A study by Yin and others revealed the importance of mitochondria-ER associations in Ca2+ homeostasis in myelinated axons (Yin et al., 2016), and another study by Thai and others suggests that the interactions between mitochondria and ER are enhanced in chronically demyelinated axons and maintained during axonal degeneration in hereditary myelin disease (Thai et al., 2018). To improve understanding of the relation between myelination and MAM formation and/or ER distribution in axonal Ca2+ homeostasis, it needs to be established whether elevated Ca2+ concentration occurs in the Purkinje axonal swellings of PNJ-disrupted mice. Although further experiments are needed to reveal the mechanism of accumulation of IP3R1, the findings from the mice with disrupted PNJs suggest that the formation of a robust fence at the paranode is critical for an appropriate distribution of IP3R1 in Ca2+ homeostasis in myelinated nerves.

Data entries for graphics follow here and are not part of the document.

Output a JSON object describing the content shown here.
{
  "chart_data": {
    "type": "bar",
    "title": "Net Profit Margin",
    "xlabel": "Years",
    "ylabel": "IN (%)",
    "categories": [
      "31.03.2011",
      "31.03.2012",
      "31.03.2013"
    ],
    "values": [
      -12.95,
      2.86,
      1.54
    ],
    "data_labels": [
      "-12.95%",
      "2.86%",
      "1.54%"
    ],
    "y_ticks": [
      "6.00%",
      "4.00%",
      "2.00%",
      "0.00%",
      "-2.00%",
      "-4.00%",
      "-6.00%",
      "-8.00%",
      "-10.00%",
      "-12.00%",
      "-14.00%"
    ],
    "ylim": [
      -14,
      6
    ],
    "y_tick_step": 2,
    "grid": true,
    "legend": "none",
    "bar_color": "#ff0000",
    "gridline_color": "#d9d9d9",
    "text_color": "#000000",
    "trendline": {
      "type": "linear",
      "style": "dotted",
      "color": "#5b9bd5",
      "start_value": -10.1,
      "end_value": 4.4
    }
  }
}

The focal axonal swellings in Purkinje cells are found in various pathological conditions as well as during development. A study by Lang-Ouellette and others recently reported that Purkinje axonal swellings in healthy young mice enhance action potential fidelity and cerebellar function (Ljungberg et al., 2016; Lans-Quellette et al., 2021). However, the density of intracellular organelles in the axonal swellings did not change compared to control axons (Lans-Quellette et al., 2021), suggesting that the Purkinje axonal swellings in healthy development and disease models differ in their subcellular composition.

There are many kinds of KO and mutant mice that show disrupted PNJs, and the severity of the junctional disruption in paranodes is diverse. Therefore, such mice will be a useful tool to identify the molecular mechanisms through which myelin interacts with the axon to maintain Ca2+ homeostasis and to protect it from degeneration.